Lehighton financial report to be finished soon
Lehighton Area School District’s Annual Financial Report for the 2019-20 school year should be completed by March 15.
Business Administrator Edward Rarick said during a finance committee meeting Monday night that the district has been working with the Pennsylvania Department of Education on extensions for the report, originally due in October.
“It’s 98% complete at this point,” Rarick said. “The AFR is showing a fund balance increase of $159,000 for 2019-20, but had it not been for the sale of schools playing into that, it would have been a decrease of $656,368. Pending some work with the auditors this week, that AFR will be ready for March 15 and then can be loaded to the website for review.”
Director David Bradley has repeatedly criticized the district in public meetings for not meeting the original October deadline for AFR submission.

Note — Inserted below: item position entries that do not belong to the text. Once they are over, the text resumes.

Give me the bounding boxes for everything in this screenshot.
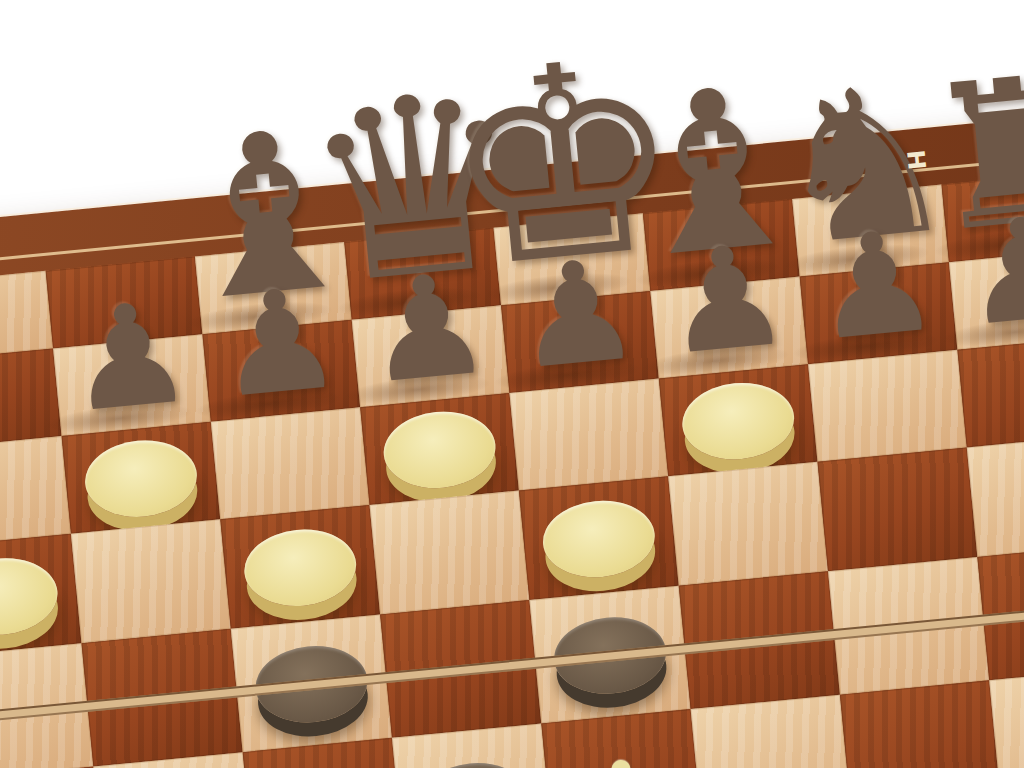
square-e5[interactable]	[519, 476, 679, 600]
cream-checker[interactable]	[82, 435, 201, 521]
square-g6[interactable]	[808, 350, 967, 462]
square-a6[interactable]	[0, 436, 71, 548]
cream-checker[interactable]	[540, 496, 659, 582]
square-d6[interactable]	[360, 393, 519, 505]
cream-pawn[interactable]: ♟	[566, 741, 683, 768]
cream-checker[interactable]	[0, 553, 61, 639]
cream-checker[interactable]	[380, 407, 499, 493]
square-g5[interactable]	[817, 447, 977, 571]
square-c6[interactable]	[211, 407, 370, 519]
board-photo-scene: ♝♛♚♝♞♜♟♟♟♟♟♟♟♟♟♟♟ H	[0, 0, 1024, 768]
square-h5[interactable]	[967, 433, 1024, 557]
square-a5[interactable]	[0, 534, 81, 658]
square-f5[interactable]	[668, 462, 828, 586]
chessboard-grid: ♝♛♚♝♞♜♟♟♟♟♟♟♟♟♟♟♟	[0, 170, 1024, 768]
square-c5[interactable]	[220, 505, 380, 629]
square-e6[interactable]	[509, 379, 668, 491]
cream-pawn[interactable]: ♟	[417, 755, 534, 768]
board-frame: ♝♛♚♝♞♜♟♟♟♟♟♟♟♟♟♟♟ H	[0, 108, 1024, 768]
square-d5[interactable]	[370, 491, 530, 615]
square-g3[interactable]	[840, 680, 1003, 768]
square-b6[interactable]	[62, 422, 221, 534]
square-h6[interactable]	[957, 335, 1024, 447]
square-b5[interactable]	[71, 519, 231, 643]
square-f6[interactable]	[659, 364, 818, 476]
coordinate-label-h: H	[900, 144, 933, 177]
cream-checker[interactable]	[679, 378, 798, 464]
square-h7[interactable]: ♟	[949, 248, 1024, 350]
square-f3[interactable]	[691, 695, 854, 768]
cream-checker[interactable]	[241, 525, 360, 611]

Board President Larry Stern said multiple factors played into the delay, including the transition from one business administrator to another. Rarick was hired in November after Patricia Denicola announced in July she was leaving Lehighton to take the chief financial officer spot in the Boyertown Area School District. In between, Joe Surridge served as interim business administrator.
“I appreciate the work Mr. Rarick is doing with PDE in the process to get the AFR finalized,” Stern said.

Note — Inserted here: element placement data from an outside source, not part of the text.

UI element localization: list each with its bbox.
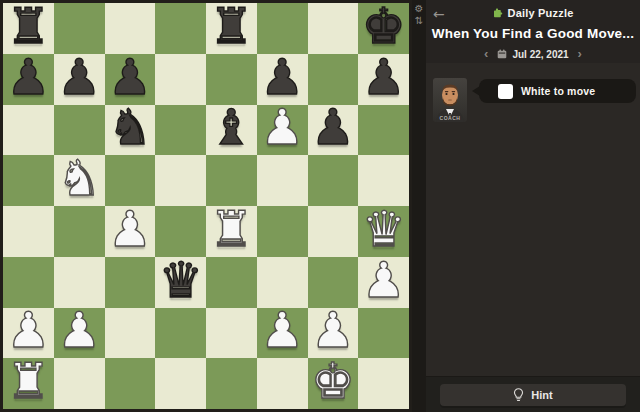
square-h5[interactable] (358, 155, 409, 206)
square-f1[interactable] (257, 358, 308, 409)
square-f7[interactable]: ♟ (257, 54, 308, 105)
square-g7[interactable] (308, 54, 359, 105)
square-c6[interactable]: ♞ (105, 105, 156, 156)
square-d2[interactable] (155, 308, 206, 359)
piece-black-knight[interactable]: ♞ (108, 103, 152, 152)
square-g5[interactable] (308, 155, 359, 206)
sidebar-header: ← Daily Puzzle When You Find a Good Move… (426, 0, 640, 63)
square-a4[interactable] (3, 206, 54, 257)
square-d3[interactable]: ♛ (155, 257, 206, 308)
square-d6[interactable] (155, 105, 206, 156)
piece-black-bishop[interactable]: ♝ (209, 103, 253, 152)
square-b3[interactable] (54, 257, 105, 308)
square-d5[interactable] (155, 155, 206, 206)
square-c4[interactable]: ♟ (105, 206, 156, 257)
lightbulb-icon (513, 388, 524, 402)
square-f5[interactable] (257, 155, 308, 206)
puzzle-sidebar: ← Daily Puzzle When You Find a Good Move… (426, 0, 640, 412)
hint-label: Hint (531, 389, 552, 401)
square-e4[interactable]: ♜ (206, 206, 257, 257)
square-d8[interactable] (155, 3, 206, 54)
piece-white-queen[interactable]: ♛ (362, 205, 406, 254)
piece-white-pawn[interactable]: ♟ (108, 205, 152, 254)
square-e5[interactable] (206, 155, 257, 206)
square-c8[interactable] (105, 3, 156, 54)
piece-black-pawn[interactable]: ♟ (260, 53, 304, 102)
square-c1[interactable] (105, 358, 156, 409)
piece-white-pawn[interactable]: ♟ (260, 306, 304, 355)
coach-row: COACH White to move (433, 78, 636, 122)
square-a2[interactable]: ♟ (3, 308, 54, 359)
white-side-swatch (498, 84, 513, 99)
sidebar-footer: Hint (426, 376, 640, 412)
square-h2[interactable] (358, 308, 409, 359)
square-b7[interactable]: ♟ (54, 54, 105, 105)
puzzle-name: When You Find a Good Move... (432, 26, 634, 41)
square-f6[interactable]: ♟ (257, 105, 308, 156)
square-c3[interactable] (105, 257, 156, 308)
square-c5[interactable] (105, 155, 156, 206)
square-g2[interactable]: ♟ (308, 308, 359, 359)
puzzle-date: Jul 22, 2021 (512, 49, 568, 60)
piece-black-pawn[interactable]: ♟ (362, 53, 406, 102)
square-g4[interactable] (308, 206, 359, 257)
daily-puzzle-heading: Daily Puzzle (493, 7, 574, 19)
piece-white-pawn[interactable]: ♟ (311, 306, 355, 355)
piece-black-pawn[interactable]: ♟ (311, 103, 355, 152)
square-a5[interactable] (3, 155, 54, 206)
square-d4[interactable] (155, 206, 206, 257)
square-f3[interactable] (257, 257, 308, 308)
square-e2[interactable] (206, 308, 257, 359)
square-h4[interactable]: ♛ (358, 206, 409, 257)
square-c7[interactable]: ♟ (105, 54, 156, 105)
piece-white-rook[interactable]: ♜ (6, 357, 50, 406)
status-text: White to move (521, 85, 595, 97)
square-d7[interactable] (155, 54, 206, 105)
square-c2[interactable] (105, 308, 156, 359)
prev-puzzle-chevron[interactable]: ‹ (484, 48, 488, 60)
square-f4[interactable] (257, 206, 308, 257)
coach-avatar: COACH (433, 78, 467, 122)
square-d1[interactable] (155, 358, 206, 409)
square-b6[interactable] (54, 105, 105, 156)
square-h3[interactable]: ♟ (358, 257, 409, 308)
square-h8[interactable]: ♚ (358, 3, 409, 54)
square-g6[interactable]: ♟ (308, 105, 359, 156)
square-h1[interactable] (358, 358, 409, 409)
board-toolbar: ⚙ ⇅ (412, 0, 426, 412)
chess-board[interactable]: ♜♜♚♟♟♟♟♟♞♝♟♟♞♟♜♛♛♟♟♟♟♟♜♚ (3, 3, 409, 409)
sidebar-title: Daily Puzzle (508, 7, 574, 19)
piece-white-knight[interactable]: ♞ (57, 154, 101, 203)
piece-black-rook[interactable]: ♜ (209, 2, 253, 51)
square-e3[interactable] (206, 257, 257, 308)
square-a6[interactable] (3, 105, 54, 156)
settings-gear-icon[interactable]: ⚙ (415, 3, 424, 14)
piece-white-pawn[interactable]: ♟ (6, 306, 50, 355)
square-g1[interactable]: ♚ (308, 358, 359, 409)
piece-white-rook[interactable]: ♜ (209, 205, 253, 254)
flip-board-icon[interactable]: ⇅ (415, 15, 423, 26)
square-e8[interactable]: ♜ (206, 3, 257, 54)
date-picker[interactable]: Jul 22, 2021 (497, 49, 568, 60)
square-g8[interactable] (308, 3, 359, 54)
sidebar-body: COACH White to move (426, 63, 640, 376)
piece-black-rook[interactable]: ♜ (6, 2, 50, 51)
square-h6[interactable] (358, 105, 409, 156)
square-a7[interactable]: ♟ (3, 54, 54, 105)
piece-white-king[interactable]: ♚ (311, 357, 355, 406)
square-h7[interactable]: ♟ (358, 54, 409, 105)
square-e6[interactable]: ♝ (206, 105, 257, 156)
hint-button[interactable]: Hint (440, 384, 626, 406)
status-bubble: White to move (479, 79, 636, 103)
date-navigation: ‹ Jul 22, 2021 › (484, 48, 582, 60)
piece-black-pawn[interactable]: ♟ (6, 53, 50, 102)
piece-black-pawn[interactable]: ♟ (108, 53, 152, 102)
square-b8[interactable] (54, 3, 105, 54)
square-b2[interactable]: ♟ (54, 308, 105, 359)
back-arrow-icon[interactable]: ← (433, 6, 445, 22)
board-frame: ♜♜♚♟♟♟♟♟♞♝♟♟♞♟♜♛♛♟♟♟♟♟♜♚ (0, 0, 412, 412)
puzzle-piece-icon (493, 8, 503, 18)
piece-white-pawn[interactable]: ♟ (362, 256, 406, 305)
square-f2[interactable]: ♟ (257, 308, 308, 359)
square-e1[interactable] (206, 358, 257, 409)
square-a8[interactable]: ♜ (3, 3, 54, 54)
square-b4[interactable] (54, 206, 105, 257)
piece-black-king[interactable]: ♚ (362, 2, 406, 51)
square-e7[interactable] (206, 54, 257, 105)
piece-black-pawn[interactable]: ♟ (57, 53, 101, 102)
piece-white-pawn[interactable]: ♟ (260, 103, 304, 152)
daily-puzzle-app: ♜♜♚♟♟♟♟♟♞♝♟♟♞♟♜♛♛♟♟♟♟♟♜♚ ⚙ ⇅ ← Daily Puz… (0, 0, 640, 412)
piece-black-queen[interactable]: ♛ (159, 256, 203, 305)
calendar-icon (497, 49, 507, 59)
square-a3[interactable] (3, 257, 54, 308)
square-b5[interactable]: ♞ (54, 155, 105, 206)
square-g3[interactable] (308, 257, 359, 308)
square-a1[interactable]: ♜ (3, 358, 54, 409)
next-puzzle-chevron[interactable]: › (578, 48, 582, 60)
coach-label: COACH (433, 115, 467, 121)
square-b1[interactable] (54, 358, 105, 409)
piece-white-pawn[interactable]: ♟ (57, 306, 101, 355)
square-f8[interactable] (257, 3, 308, 54)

Rarick said he is working on a 2021-22 budget presentation that should be completed by the beginning to middle of April.
“To date, I have met with representatives from building and grounds, athletics, special education, curriculum and grants, administrators from all three of our schools, and our insurance carrier, he said. “A lot of work has been done on the budget to this point.”
Lehighton’s 2020-21 budget included a 1.76-mill tax increase generating $580,376; a voluntary pay freeze by administrators saving $59,093, the elimination of the technology director and assistant business manager administrative positions, saving $154,189, the elimination of certain extracurricular programs due to COVID-19 concerns, saving $84,614, and the elimination of nonmandated transportation due to COVID-19 concerns, saving $992,810.
The district later added up to $800,000 back in the budget for student transportation.
“I think we need to first look at what we really need from a mandate perspective and then talk about some things beyond what is mandated that we can do,” Stern said. “It’s all part of an effort to get us on a more solid financial footing.”